- A year-long investigation by the FSC found Holzindustrie Schweighofer was illegally sourcing wood from Romania – including from national parks. In response, the FSC put the company on probation, a move seen as a slap on the hand by critics.
- On February 17, the FSC announced its intention to fully disassociate from Schweighofer. Re-association is possible in the future.
- Romania is home to Europe’s last old-growth lowland forest, which is losing its tree cover to deforestation activities.
The Forest Stewardship Council has formally disassociated from Austrian timber giant Holzindustrie Schweighofer. The announcement came last week, February 17, following a year-long investigation that uncovered the company persistently sourced illegal timber from Romania.
The Forest Stewardship Council (FSC) is the word’s most influential forest products certification organization.
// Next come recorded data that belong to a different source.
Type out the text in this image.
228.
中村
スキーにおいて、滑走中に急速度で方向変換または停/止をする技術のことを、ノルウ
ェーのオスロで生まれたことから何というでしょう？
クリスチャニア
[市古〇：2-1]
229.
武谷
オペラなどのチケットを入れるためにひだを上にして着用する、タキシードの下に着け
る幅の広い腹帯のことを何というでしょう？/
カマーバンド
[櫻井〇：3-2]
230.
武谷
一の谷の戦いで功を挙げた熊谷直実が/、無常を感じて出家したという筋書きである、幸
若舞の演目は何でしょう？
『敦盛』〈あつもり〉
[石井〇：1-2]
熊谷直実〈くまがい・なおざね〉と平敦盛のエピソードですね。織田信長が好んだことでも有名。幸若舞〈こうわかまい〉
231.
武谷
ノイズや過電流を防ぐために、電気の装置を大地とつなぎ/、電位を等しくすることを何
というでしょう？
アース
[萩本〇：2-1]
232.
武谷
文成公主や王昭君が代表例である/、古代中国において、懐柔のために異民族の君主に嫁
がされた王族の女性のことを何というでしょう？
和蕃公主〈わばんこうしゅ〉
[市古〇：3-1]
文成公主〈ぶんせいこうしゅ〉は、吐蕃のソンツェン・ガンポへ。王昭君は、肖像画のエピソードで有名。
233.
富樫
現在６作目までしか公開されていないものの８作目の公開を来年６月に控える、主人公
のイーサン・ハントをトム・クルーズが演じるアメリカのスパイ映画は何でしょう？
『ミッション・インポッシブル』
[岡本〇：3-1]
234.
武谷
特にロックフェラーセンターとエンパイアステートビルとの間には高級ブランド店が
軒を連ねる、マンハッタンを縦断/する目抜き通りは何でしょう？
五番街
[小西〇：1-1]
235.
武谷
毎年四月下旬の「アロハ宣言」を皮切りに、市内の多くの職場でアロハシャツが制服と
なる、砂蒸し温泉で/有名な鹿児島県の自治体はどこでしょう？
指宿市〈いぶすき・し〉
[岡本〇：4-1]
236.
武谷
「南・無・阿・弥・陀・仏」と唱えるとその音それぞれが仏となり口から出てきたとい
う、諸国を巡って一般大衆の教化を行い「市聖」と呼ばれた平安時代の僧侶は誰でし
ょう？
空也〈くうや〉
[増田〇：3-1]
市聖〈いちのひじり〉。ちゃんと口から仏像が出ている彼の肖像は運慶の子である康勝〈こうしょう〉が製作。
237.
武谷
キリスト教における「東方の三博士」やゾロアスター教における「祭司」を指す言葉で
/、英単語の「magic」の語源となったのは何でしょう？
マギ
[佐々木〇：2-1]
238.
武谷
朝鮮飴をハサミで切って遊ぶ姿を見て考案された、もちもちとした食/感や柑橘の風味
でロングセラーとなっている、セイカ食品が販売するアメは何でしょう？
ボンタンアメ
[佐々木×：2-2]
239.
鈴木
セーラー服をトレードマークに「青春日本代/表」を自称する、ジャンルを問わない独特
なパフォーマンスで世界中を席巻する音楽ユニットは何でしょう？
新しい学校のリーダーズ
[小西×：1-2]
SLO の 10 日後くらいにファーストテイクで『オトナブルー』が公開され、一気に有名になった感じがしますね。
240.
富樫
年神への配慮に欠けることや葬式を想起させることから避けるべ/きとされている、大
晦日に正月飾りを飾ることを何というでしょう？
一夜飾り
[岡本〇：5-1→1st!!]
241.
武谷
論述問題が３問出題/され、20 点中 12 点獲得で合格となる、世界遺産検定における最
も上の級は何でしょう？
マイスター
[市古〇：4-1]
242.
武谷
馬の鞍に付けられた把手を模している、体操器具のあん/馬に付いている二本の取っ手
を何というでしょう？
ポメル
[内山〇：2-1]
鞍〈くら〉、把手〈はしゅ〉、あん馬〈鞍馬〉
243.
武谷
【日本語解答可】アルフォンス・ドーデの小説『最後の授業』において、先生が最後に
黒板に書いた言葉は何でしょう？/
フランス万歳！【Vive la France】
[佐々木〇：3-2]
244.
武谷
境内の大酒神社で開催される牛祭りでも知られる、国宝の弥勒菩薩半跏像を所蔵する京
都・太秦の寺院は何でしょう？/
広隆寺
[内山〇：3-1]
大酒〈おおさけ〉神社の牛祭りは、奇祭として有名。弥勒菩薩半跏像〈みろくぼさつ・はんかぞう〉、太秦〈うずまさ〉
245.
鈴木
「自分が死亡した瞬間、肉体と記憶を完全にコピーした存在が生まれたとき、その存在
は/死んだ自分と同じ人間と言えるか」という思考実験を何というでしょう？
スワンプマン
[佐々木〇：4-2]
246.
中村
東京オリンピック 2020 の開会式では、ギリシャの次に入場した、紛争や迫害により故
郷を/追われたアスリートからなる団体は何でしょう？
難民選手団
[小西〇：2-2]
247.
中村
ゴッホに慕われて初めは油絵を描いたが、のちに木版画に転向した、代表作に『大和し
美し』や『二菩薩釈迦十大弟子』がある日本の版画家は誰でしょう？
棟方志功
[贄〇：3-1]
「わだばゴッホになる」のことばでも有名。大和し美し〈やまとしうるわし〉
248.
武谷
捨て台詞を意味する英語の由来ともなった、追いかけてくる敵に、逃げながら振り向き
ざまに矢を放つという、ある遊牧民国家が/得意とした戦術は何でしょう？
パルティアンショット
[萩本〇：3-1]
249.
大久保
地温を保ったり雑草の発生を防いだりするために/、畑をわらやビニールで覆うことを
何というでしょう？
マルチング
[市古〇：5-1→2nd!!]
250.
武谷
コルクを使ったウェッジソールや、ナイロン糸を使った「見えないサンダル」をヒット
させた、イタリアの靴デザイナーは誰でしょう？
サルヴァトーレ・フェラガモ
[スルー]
The announcement follows a two-month probation implemented by the FSC in December, 2016 – a move panned by the NGO Environmental Investigation Agency (EIA).
The EIA, which described the previous probation as “shocking” given the FSC investigation’s conclusions, is now applauding the decision to disassociate.
“Europe’s last great forest is under threat due to illegal logging, and Schweighofer has been the main culprit,” said EIA Executive Director Alexander von Bismarck. “With this decision, FSC is taking concrete action to avoid certifying trade in stolen wood.”
Romania hosts Europe’s last old-growth lowland forest, a 1,000-square kilometer (386-square mile) tract home to bears, wolves, and lynx – long lost from many other parts of the continent. The forest is also the site of multiple protected areas, including national parks.
However, despite protections, deforestation is an ongoing problem for the forest. Satellite data from the University of Maryland show it lost around 840 hectares of tree cover from 2001 through 2014. While amounting to less than 1 percent of its total area, this deforestation still resulted in the forest losing its status as an “intact forest landscape” – a designation given to areas of native land cover large and undisturbed enough to retain their original levels of biodiversity.
The FSC investigation that led to its December probation of, and now, disassociation from Holzindustrie Schweighofer found that the company illegally sourced wood from Retezat National Park, which is contained almost entirely within the old-growth forest tract. In a 2015 statement, Schweighofer asserted they did not accept wood coming from national parks.
The disassociation may not be permanent, with an FSC statement on the move stating that re-association is possible if Holzindustrie Schweighofer shows enough progress in its efforts to “develop a roadmap to end the disassociation.”
“FSC will begin to build a permanent presence in Romania to effectively engage with its members and stakeholders to secure the right mechanisms, such as the establishment of a dedicated solutions forum, to identify long term solutions to the challenges of responsible forest management in the country,” Kim Carstensen, FSC Director General, said in the statement. “To this effect it will engage in a constructive dialogue with the Schweighofer Group and all relevant stakeholders in the country.”
In its own statement, Holzindustrie Schweighofer acknowledged the disassociation and stated its intent to become re-associated by the FSC as quickly as possible.
“FSC’s disassociation from us is a good basis to calmly prepare for a new start with FSC,” said Frank Aigner, Managing Director of the Schweighofer Group. He added the company “will continue to follow the strict regulations laid down by the FSC, regardless of whether the group remains disassociated.”
In the meantime, the EIA urges more progress preserving what’s left of Romania’s forests.
“Romania has taken amazing steps over the last two years to help expose what’s happening in the forest, giving hope for a sustainable future,” said von Bismarck. “Now it’s absolutely critical for Romania to build on that progress.”